TABLOIDBINTANG.COM - 22 Mei adalah hari keanekaragaman hayati dunia. LSM perlindungan hewan di Indonesia mengajak masyarakat untuk menyadari hubungan antara kelestarian keanekaragaman hayati bumi dengan pola makan yang kita jalani. 

Lebih dari 60 persen populasi mamalia, burung, ikan, dan reptil telah lenyap, dalam rentang waktu 1970 sampai dengan 2014 menurut laporan dari WWF, dan pola makan dengan produk hewani menjadi salah satu faktor penyebabnya. 

"Ketidakseimbangan ini bukan hanya beresiko membahayakan hewan. Berkurangnya ekosistem alami juga berpengaruh pada ancaman kehidupan manusia di bumi, dimana hewan dan tumbuhan berperan penting dalam mengatur bumi yang kita tinggali melalui suhu, iklim, dan penyerbukan,” ungkap Dian Pitaloka, juru kampanye perlindungan hewan di Act For Farmed Animals, sebuah kampanye yang dilakukan oleh LSM Sinergia Animal dan Animal Friends Jogja. 

Salah satu cara untuk merayakan Hari Keanekaragaman Hayati yaitu dengan berkontribusi melakukan bagian kita untuk bumi agar pulih. 

Ini adalah 6 alasan kenapa mengubah kebiasaan pola makan dan mengurangi konsumsi produk hewani merupakan salah satu kontribusi yang dapat kita semua lakukan.

1.    Mencegah hilangnya habitat 

Berdasarkan Organisasi Pangan dan Pertanian PBB (FAO), 80 persen lahan pertanian di dunia digunakan untuk hewan ternak. Hal ini menyebabkan kerusakan yang signfikan terhadap hutan hujan, yang membahayakan satwa liar yang menjadi salah satu penyebab utama deforestasi di Hutan Amazon di Brazil dan Hutan Cerrado.

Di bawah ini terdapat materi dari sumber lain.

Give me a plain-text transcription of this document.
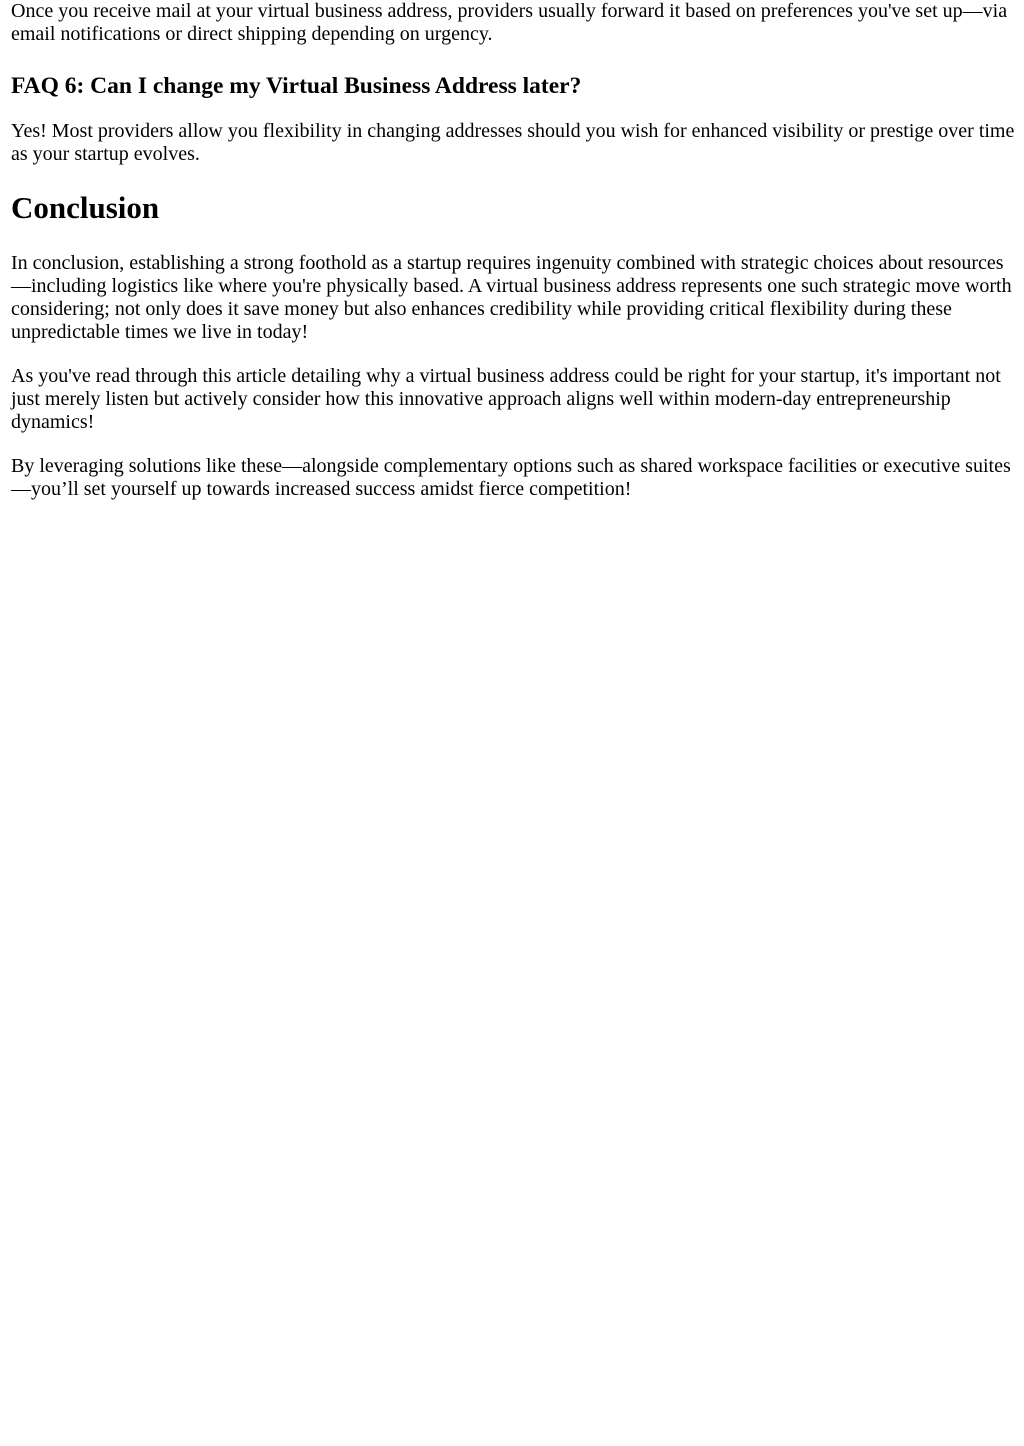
Once you receive mail at your virtual business address, providers usually forward it based on preferences you've set up—via email notifications or direct shipping depending on urgency.

FAQ 6: Can I change my Virtual Business Address later?

Yes! Most providers allow you flexibility in changing addresses should you wish for enhanced visibility or prestige over time as your startup evolves.

Conclusion

In conclusion, establishing a strong foothold as a startup requires ingenuity combined with strategic choices about resources—including logistics like where you're physically based. A virtual business address represents one such strategic move worth considering; not only does it save money but also enhances credibility while providing critical flexibility during these unpredictable times we live in today!

As you've read through this article detailing why a virtual business address could be right for your startup, it's important not just merely listen but actively consider how this innovative approach aligns well within modern-day entrepreneurship dynamics!

By leveraging solutions like these—alongside complementary options such as shared workspace facilities or executive suites—you’ll set yourself up towards increased success amidst fierce competition!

 “Indonesia mengimpor kedelai dari Brazil untuk diberi makan ke hewan ternak. Saat kita mengurangi konsumsi produk daging, kita mengurangi permintaan jenis produk tersebut sehingga mengurangi beban lahan yang dipakai. Produksi sayur-sayuran untuk konsumsi manusia membutuhkan lahan yang jauh lebih sedikit,” jelas Dian.

2. Tidak ada lagi pemusnahan hewan liar 

Para peternak menganggap hewan liar sebagai ancaman untuk produksi mereka, contohnya bison, kangguru, zebra dan kerbau bersaing dengan hewan ternak untuk merumput, serta ular dan keluarga kucing besar yang memangsa hewan ternak. Alasan ini menyebabkan para peternak sering memburu hewan-hewan tersebut. Jika kita berhenti mengonsumsi daging, para peternak akan lebih berdedikasi untuk mengolah sayuran sedangkan hewan liar dapat hidup dengan bebas. 

3. Dan, tentunya, tidak akan ada lagi hewan liar yang kelaparan 

Untuk menjaga hewan liar jauh dari lahannya, para peternak membangun pagar yang dapat menghalangi rute migrasi jutaan hewan. Jika mereka tidak dapat melanjutkan migrasinya, banyak hewan yang dapat sekarat karena dehidrasi atau kelaparan. Tentunya keadaan tidak harus seperti ini.

4. Polusi air 
Mayoritas air yang dikonsumsi oleh hewan ternak kembali ke alam dalam bentuk pupuk cair, zat yang sarat akan patogen, logam berat, residu obat, hormon, antibiotik. Berdasarkan Organisasi Pangan dan Pertanian PBB  (FAO) limbah tersebut menyerap banyak oksigen yang menyebabkan adanya pertumbuhan ganggang berlebih di danau, waduk, atau daerah pesisir. Selain oksigen, ganggang juga menghasilkan toksin yang mengancam spesies lain untuk bertahan hidup. 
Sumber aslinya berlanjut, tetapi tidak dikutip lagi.